Antoine Larrache : Au final, comment selon toi le PSOL se définira-t-il par rapport au gouvernement ?

Ana Cristina Carvalhaes : En fait, la victoire du bloc majoritaire actuel au Congrès est déjà une définition claire : la politique de ce bloc prévaudra, c'est-à-dire un soutien ouvert au gouvernement et une participation, si possible. Le problème est qu'à l'heure actuelle, il n'y a pas la moindre possibilité que Lula ouvre un espace plus important au PSOL, parce que, sous la pression de la droite au Congrès, il ne fait que limoger des ministres progressistes afin de donner plus de positions à la droite au sein du ministère.

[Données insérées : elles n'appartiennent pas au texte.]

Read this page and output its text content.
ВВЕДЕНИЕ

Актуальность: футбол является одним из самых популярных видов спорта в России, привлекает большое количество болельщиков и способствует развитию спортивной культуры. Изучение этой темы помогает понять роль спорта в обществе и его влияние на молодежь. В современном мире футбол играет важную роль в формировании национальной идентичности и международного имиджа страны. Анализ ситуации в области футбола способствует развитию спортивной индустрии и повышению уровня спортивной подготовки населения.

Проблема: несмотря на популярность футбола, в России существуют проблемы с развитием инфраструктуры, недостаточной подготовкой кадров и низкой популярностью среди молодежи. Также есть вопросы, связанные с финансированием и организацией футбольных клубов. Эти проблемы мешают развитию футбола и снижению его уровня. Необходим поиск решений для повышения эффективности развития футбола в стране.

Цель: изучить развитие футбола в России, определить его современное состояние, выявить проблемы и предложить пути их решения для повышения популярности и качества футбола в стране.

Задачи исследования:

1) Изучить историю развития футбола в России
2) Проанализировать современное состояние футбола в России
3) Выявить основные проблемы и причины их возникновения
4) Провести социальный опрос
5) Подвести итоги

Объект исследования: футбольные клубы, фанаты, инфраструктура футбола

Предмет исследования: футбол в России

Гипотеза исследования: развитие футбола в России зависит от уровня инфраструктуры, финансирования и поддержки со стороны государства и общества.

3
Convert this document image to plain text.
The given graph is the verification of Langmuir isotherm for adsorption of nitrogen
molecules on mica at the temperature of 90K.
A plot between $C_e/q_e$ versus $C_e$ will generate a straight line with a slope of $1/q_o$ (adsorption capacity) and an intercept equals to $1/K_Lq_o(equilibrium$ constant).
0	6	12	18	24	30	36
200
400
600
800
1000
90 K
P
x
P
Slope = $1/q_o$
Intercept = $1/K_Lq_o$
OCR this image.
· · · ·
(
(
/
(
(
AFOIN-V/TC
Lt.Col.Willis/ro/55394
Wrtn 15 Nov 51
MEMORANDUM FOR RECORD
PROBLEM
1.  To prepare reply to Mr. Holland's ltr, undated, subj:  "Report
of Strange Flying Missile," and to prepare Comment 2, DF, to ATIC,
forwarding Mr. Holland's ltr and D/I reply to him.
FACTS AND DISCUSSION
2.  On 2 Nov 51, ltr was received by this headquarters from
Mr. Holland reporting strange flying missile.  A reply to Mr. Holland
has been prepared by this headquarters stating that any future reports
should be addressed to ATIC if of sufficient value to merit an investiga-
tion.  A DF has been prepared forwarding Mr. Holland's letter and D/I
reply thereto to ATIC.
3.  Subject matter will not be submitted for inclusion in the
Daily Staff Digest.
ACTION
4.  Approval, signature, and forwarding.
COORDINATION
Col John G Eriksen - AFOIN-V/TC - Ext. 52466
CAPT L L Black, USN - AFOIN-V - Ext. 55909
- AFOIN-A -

La situation actuelle convient aux dirigeants du PSOL, car ils peuvent à la fois soutenir le gouvernement et prétendre à l'autonomie.

Donc le congrès a été très conflictuel. Il y a une difficulté importante pour nous car les camarades de la IV sont séparé·es en deux, avec des points de vue très différents sur la direction du PSOL. La situation interne entre la majorité du PSOL et la minorité est très tendue, très conflictuelle, et je crois que les choses vont se renforcer.

Mais il faut bien maintenir la perspective d'un PSOL indépendant, car cette indépendance sera capitale à moyen terme.

Texte publié dans Inprecor n°174 (novembre 2023) et revu le 28 novembre 2023.

Notes

1. PCdoB est le Parti communiste du Brésil. À l'origine une scission pro-Cuba du Parti communiste, il a pris son autonomie et s'est rapproché du PT. Le PSOL a été fondé en 2004, après l'expulsion de parlementaires, notamment à la suite de leur vote contre la réforme des retraites et leur entrée en dissidence dans le PT au pouvoir. Le PSDB, Parti social-démocrate du Brésil, a été fondé en 1988 comme partisan de la « troisième voie » libérale représentée par Tony Blair, Bill Clinton et Gerhard Schröder. Il a été pendant de nombreuses années le principal parti de la droite brésilienne.

2. Les Yanomami constituent le plus grand peuple vivant de façon relativement isolée en Amérique du Sud. Ils vivent dans la forêt tropicale et les montagnes situées au nord du Brésil et au sud du Venezuela.

3. Le Movimento Esquerda Socialist (mouvement de la gauche socialiste) est organisation sympathisante de la IVe Internationale.

4. Guilherme Boulos est entré au PSOL en 2018 en tant que pré-candidat à la présidence de la République.

5. On peut ajouter aussi le fait que le PSOL est passé de 41 000 à 226 000 membres entre 2010 et 2022.